Dans la première nuit du siège, le leader Mongol s'établissait dans une boutique de couleur blanche. Cela signifiait que si la ville se rendait, tous les citoyens seraient respectés. Le deuxième jour, utiliserait une boutique de couleur rouge: si la ville se rendait ils tueraient à tous les hommes, mais le reste il se sauverait. Le troisième jour usait une boutique de couleur noire: ils ne se laisseraient pas survivants.
Ce type d'attitude était commun en beaucoup d'armées. Une ville qui se rendait pouvait négocier pour éviter le je pille. Une ville qui était prise par le siège ou par l'assaut pourrait souffrir des terribles conséquences, même jusqu'au siècle XIX. Alors que le brutal je pille de Jérusalem à la fin de la Première Croisée souvent s'utilise comme échantillon du fanatisme religieux chrétien de l'époque et la barbarie que provoquait contre les musulmans, réellement il n'était pas divers de la finalisation d'une siège dans laquelle la ville avait été nécessaire la prendre à l'assaut. Jérusalem avait été pris à l'assaut et l'habitude était qu'il pouvait être pillée pendant trois jours et trois nuits, et les habitants ils pouvaient être violés ou tués sans aucun type d'obstacles. La ville avait été pillée de forme similaire seulement quatre ans avant, en 1095 par les turcomanos. Il était habituel que si la ville avait été prise à l'assaut se donnât mort à tous les hommes, si il s'était rendu après un long siège (comme Jérusalem en 1187 ou Visby en 1361) se leur imposassent quelques grands je paie des impôtss, et que la ville restât indemne si se rendait sans siège.
Les Mongoles étaient moins performants contre des châteaux bien protégés. Il se dit qu'il est un des motifs par lesquels les mongoles ne sont jamais arrivé à essayer un véritable assaut à l'Europe ils ont été les châteaux européens. Les prendre il aurait requis demasiados ressources, et une armée basée sur la mobilité pourrait y avoir été attaqué facilement pendant un siège. Après la catastrophe de l'an 1242, le roi Bela IV a rempli l'Hongrie de châteaux. Si ils bien endommageaient le pouvoir central, au donner aux nobles locaux une base de pouvoir, ont essayé être extrêmement effectifs contre les mongoles, et les Hongrois ont rejeté une invasion mongol à grande échelle en 1281 avec facilité.

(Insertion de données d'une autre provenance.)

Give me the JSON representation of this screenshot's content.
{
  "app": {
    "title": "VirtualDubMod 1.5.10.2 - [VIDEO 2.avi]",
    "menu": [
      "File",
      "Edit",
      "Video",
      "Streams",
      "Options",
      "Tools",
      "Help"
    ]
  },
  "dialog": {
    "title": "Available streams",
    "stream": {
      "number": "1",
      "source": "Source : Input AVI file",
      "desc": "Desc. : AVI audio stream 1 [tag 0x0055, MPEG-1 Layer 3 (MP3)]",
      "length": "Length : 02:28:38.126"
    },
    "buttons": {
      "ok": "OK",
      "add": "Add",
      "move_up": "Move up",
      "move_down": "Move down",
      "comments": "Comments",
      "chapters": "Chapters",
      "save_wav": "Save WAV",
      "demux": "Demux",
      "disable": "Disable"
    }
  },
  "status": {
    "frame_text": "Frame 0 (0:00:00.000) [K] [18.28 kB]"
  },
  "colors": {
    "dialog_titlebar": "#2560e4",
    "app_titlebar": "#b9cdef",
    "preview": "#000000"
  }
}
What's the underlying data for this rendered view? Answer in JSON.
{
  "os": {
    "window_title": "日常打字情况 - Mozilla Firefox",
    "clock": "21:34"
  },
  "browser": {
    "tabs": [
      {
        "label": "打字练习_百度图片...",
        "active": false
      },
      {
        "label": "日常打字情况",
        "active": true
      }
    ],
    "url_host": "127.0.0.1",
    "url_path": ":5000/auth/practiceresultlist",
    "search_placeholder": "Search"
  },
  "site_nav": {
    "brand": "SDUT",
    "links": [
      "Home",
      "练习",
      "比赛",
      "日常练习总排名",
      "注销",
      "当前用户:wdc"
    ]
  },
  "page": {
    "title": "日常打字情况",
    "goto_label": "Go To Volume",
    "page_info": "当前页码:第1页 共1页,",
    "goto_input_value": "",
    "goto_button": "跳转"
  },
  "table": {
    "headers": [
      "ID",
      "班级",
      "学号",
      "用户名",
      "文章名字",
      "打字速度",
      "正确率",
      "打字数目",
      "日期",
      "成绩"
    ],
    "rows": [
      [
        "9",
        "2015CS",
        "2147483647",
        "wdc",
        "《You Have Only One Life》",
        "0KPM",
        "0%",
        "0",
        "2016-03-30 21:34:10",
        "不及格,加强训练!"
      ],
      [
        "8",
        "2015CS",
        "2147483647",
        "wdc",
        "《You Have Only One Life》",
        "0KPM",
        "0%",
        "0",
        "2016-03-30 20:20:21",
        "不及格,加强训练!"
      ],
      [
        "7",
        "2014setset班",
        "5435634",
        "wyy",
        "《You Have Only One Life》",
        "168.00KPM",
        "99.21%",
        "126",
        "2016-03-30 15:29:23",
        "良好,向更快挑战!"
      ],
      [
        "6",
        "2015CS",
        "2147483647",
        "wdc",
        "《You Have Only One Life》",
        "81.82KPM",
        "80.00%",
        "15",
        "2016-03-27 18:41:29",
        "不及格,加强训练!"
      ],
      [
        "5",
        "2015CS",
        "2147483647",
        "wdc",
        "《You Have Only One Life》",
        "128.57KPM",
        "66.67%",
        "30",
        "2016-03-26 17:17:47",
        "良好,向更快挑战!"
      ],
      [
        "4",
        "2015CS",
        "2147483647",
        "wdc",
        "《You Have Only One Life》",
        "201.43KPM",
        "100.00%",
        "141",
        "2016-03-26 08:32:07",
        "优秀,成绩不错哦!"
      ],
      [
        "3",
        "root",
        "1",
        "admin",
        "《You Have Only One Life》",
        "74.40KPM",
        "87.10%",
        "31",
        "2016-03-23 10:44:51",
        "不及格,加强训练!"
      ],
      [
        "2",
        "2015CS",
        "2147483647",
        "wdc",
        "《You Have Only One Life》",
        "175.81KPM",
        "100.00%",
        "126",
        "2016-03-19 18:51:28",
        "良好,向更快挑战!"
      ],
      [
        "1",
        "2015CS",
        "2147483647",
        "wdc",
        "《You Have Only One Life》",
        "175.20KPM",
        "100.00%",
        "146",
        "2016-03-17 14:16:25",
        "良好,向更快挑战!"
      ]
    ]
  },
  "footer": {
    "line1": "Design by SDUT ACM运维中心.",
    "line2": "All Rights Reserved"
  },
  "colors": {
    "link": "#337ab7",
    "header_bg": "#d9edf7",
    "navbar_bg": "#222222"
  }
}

Les sièges dans l'ère de la poudre
L'invention de la poudre et l'usage du canon il a amené une nouvelle était dans les tactiques militaires référents au siège. Les canons ont commencé à se user à des débuts du siècle XIII, mais n'ont pas commencé à avoir véritable importance jusqu'à des passés quelques 150 ans. Déjà dans le siècle XVI les canons étaient une pièce essentielle et régler de n'importe quelle armée en campagne, ainsi que des défenses de n'importe quel château.

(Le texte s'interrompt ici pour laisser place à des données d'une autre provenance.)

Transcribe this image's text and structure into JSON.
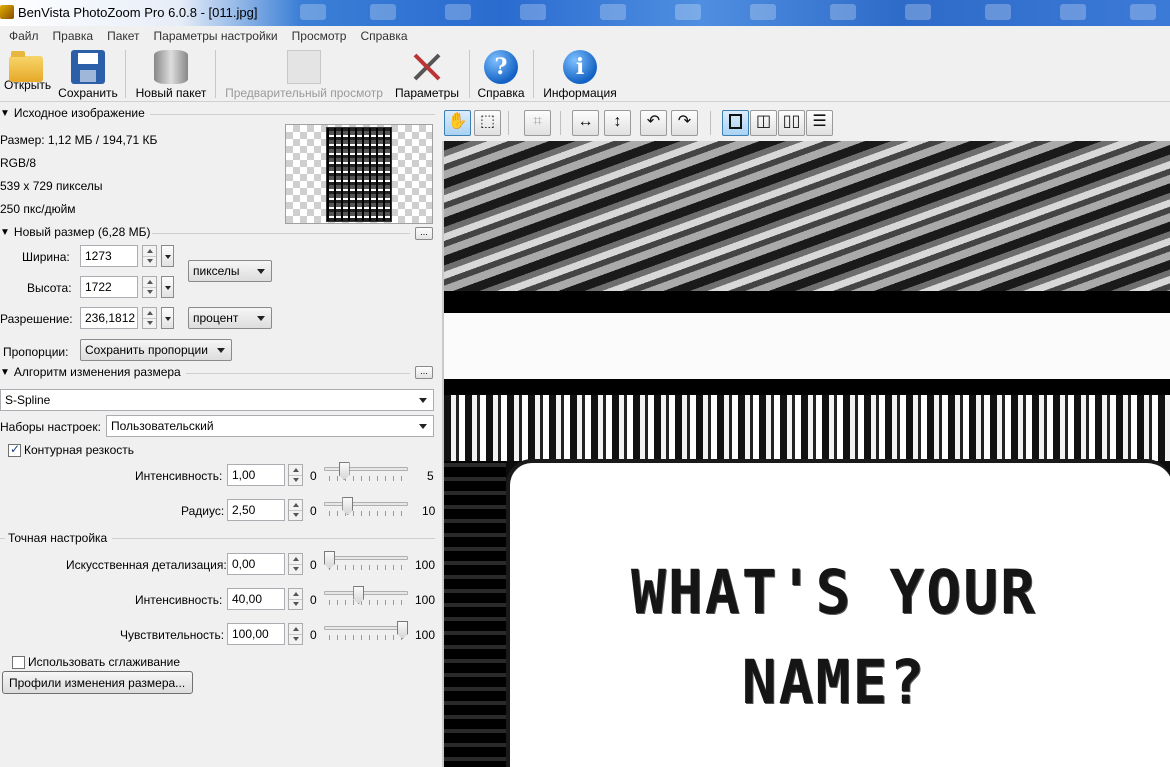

Le majeur avantage du canon sur autres armes de siège était sa capacité de tirer sur un projectile un plus lourd, plus loin, plus rapide, et plus souvent qu'antérieures armes. Avec cela, murailles d'époques passées (plus grandes et relativement plus maigres) ils étaient objectifs excellents et, avec le pas du temps, facilement destructibles. En 1453, les grandes murailles de Constantinople ils ont été détrui en seul six semaines par les 62 canons de l'armée de Mehmet II.

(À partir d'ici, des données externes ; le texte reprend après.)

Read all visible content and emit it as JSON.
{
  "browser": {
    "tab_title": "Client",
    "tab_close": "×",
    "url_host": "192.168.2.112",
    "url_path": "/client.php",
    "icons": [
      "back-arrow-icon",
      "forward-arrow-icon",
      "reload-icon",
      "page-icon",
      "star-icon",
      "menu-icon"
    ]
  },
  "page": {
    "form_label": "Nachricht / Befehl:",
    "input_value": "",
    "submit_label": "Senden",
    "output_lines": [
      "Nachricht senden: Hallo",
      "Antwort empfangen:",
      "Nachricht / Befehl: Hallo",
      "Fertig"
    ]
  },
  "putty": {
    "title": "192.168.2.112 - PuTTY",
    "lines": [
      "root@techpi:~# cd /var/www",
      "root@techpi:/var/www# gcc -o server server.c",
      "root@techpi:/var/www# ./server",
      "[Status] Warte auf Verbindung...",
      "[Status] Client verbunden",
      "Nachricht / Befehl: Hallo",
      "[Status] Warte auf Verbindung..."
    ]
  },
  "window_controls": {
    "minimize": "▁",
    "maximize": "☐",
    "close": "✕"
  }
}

Pourtant, ils ont bientôt été en apparaissant nouvelles fortifications par tout l'Europe, cette fois dessinées pour résister les armes de feu. Pendant le Renaissance et le Âge Moderne les sièges ils continuèrent à former une part très importante de la forme de faire la guerre en Europe.
Une fois qu'ils se sont allés en développant les canons de siège, les techniciennes pour prendre une ville ou forteresse s'ont commencés à connaître en profondeur, jusqu'au point de ritualizarse. L'armée atacante entourait une ville, et il après convoquait à la ville à se rendre. Si ils répondaient négativement l'armée il entourerait la ville avec des fortifications temporelles pour empêcher contraataques de l'armée défenseuse et l'arrivée de renforts. Les atacantes alors bâtiraient une série de tranchées, parallèles aux défenses, et juste à la distance de l'artillería défensive. ils alors bâtiraient une tranchée en direction à la ville en faisant un parcours en zigzag, pour éviter que restât exposée au feu ennemi. il une fois fût dedans de la portée de l'artillería se terrasserait une autre tranchée parallèle avec des emplacements pour des canons. Si il fût nécessaire s'utiliserait la première artillería comme couverture, et le procès se répéterait jusqu'à ce que les canons fussent le suffisamment près comme pour deviner de session plénière et ouvrir une brèche dans les fortifications. De cette forme, les troupes d'avanzadilla et les de soutien pourraient s'approcher le suffisant comme pour exploser la brèche, à la fois que le procès poursuivait depuis divers points et en cherchant une majeure approximation. Après chaque pas du procès les asaltantes convoqueraient aux défenseurs à la rendición, mais une fois que les troupes eussent obtenu avec succès la ville à travers la brèche, les défenseurs ils ne pourraient pas attendre aucune piété.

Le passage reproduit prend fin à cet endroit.